Wednesday, November 20, 2013


As Thanksgiving approaches I think about gratitude for the many blessings in my life.  One of my favorite Thanksgiving memories is my mother giving me a framed poem about the blessings of friendship and all the kinds of friends who enrich our lives.

Last night as my spiritual reading group discussed Brene Brown’s Daring Greatly, we got to talking about how we sometimes think our lives are so terrible but in fact, a little perspective (a typhoon in the Philippines, tornados in Ilinois) is all it takes to make us count our blessings.  Brown’s book, which focuses on shame and how it keeps us from connecting with one another, reminded me of the blessings of belonging and relationship.

Today, cleaning out some files, I was confronted by blessings again, this time in an article reprinted from My Grandfather’s Blessings: Stories of Strength, Refuge, and Belonging by Rachel Naomi Remen, M.D.  She has some beautiful and insightful things to say about blessings, and I thought I’d share them. 

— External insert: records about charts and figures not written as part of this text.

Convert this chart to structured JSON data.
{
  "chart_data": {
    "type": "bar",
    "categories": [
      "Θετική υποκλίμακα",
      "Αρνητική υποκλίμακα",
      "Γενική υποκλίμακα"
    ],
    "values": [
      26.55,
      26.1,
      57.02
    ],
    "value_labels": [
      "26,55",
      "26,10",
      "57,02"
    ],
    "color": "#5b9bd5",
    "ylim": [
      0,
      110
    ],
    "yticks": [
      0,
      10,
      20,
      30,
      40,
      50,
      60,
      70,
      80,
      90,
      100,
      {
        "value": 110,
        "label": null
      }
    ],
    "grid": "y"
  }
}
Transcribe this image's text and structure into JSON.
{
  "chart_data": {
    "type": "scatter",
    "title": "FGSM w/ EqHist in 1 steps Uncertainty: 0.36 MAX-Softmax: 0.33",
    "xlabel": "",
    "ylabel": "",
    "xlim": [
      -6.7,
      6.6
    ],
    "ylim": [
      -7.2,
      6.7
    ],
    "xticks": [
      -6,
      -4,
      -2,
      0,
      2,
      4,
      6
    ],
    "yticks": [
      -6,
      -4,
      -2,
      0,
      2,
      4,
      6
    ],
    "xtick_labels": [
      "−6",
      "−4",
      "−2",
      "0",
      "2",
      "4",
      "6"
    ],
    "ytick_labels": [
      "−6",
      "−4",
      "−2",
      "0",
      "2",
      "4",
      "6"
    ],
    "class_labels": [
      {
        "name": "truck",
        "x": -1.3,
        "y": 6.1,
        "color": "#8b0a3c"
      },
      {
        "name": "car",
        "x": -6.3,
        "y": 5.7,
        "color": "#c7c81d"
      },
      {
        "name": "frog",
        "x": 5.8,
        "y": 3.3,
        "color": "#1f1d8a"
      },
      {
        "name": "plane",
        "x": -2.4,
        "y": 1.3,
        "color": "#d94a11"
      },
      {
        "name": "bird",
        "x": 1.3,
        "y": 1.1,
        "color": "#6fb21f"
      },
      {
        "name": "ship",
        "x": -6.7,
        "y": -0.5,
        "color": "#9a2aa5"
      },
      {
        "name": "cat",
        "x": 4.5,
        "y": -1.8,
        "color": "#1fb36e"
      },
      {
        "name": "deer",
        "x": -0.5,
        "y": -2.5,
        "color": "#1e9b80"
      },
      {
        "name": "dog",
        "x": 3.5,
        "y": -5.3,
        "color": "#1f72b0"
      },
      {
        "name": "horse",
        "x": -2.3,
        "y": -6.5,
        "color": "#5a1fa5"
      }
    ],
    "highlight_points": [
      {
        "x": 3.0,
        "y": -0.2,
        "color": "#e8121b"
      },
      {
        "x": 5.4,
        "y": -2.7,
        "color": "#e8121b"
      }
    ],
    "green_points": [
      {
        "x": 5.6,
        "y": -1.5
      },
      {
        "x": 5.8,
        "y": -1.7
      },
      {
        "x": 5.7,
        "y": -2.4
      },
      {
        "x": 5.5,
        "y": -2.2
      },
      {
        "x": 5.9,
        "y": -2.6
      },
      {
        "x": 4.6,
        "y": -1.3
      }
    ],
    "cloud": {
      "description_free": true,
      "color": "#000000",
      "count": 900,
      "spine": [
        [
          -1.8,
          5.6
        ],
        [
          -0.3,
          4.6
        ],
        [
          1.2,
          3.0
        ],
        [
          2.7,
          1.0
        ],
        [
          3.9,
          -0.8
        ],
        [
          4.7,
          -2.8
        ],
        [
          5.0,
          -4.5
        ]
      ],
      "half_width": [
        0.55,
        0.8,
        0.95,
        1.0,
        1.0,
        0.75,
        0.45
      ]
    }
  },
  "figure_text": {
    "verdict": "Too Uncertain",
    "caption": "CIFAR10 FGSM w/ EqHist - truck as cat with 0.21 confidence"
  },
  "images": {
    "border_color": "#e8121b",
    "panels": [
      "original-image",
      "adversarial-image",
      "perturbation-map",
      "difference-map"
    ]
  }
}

Remen calls blessings “a moment of awakening in which one remembers the holy nature of the world… [and] heaven and earth meet and greet and recognize one another.”    Blessing one another can be as simple as a smile or an offer of help or compassionate listening. 

I absolutely love her distinction between prayer and blessings: “[A] prayer is about our relationship to God; a blessing is about our relationship to the spark of God in one another…When we bless others, we offer them refuge from an indifferent world.”  But a blessing “is not something that one person gives another,” it is more reciprocal than that.  “A blessing is a moment of meeting, a certain kind of relationship in which both people involved remember and acknowledge their true nature and worth, and strengthen what is whole in one another.” 

“When someone blesses you, it reminds you a little—untying the knots of belief and fear and self-doubt that have separated you from your own goodness.  Freeing you to bless and receive blessings from everything around you.”

Remen and I share a fondness for the Indian greeting of blessing, NAMASTE: The divine in me greets the divine in you.  We’d be doing well to remember this concept as we pass each other in our busy days, and we will all be enriched by the effort.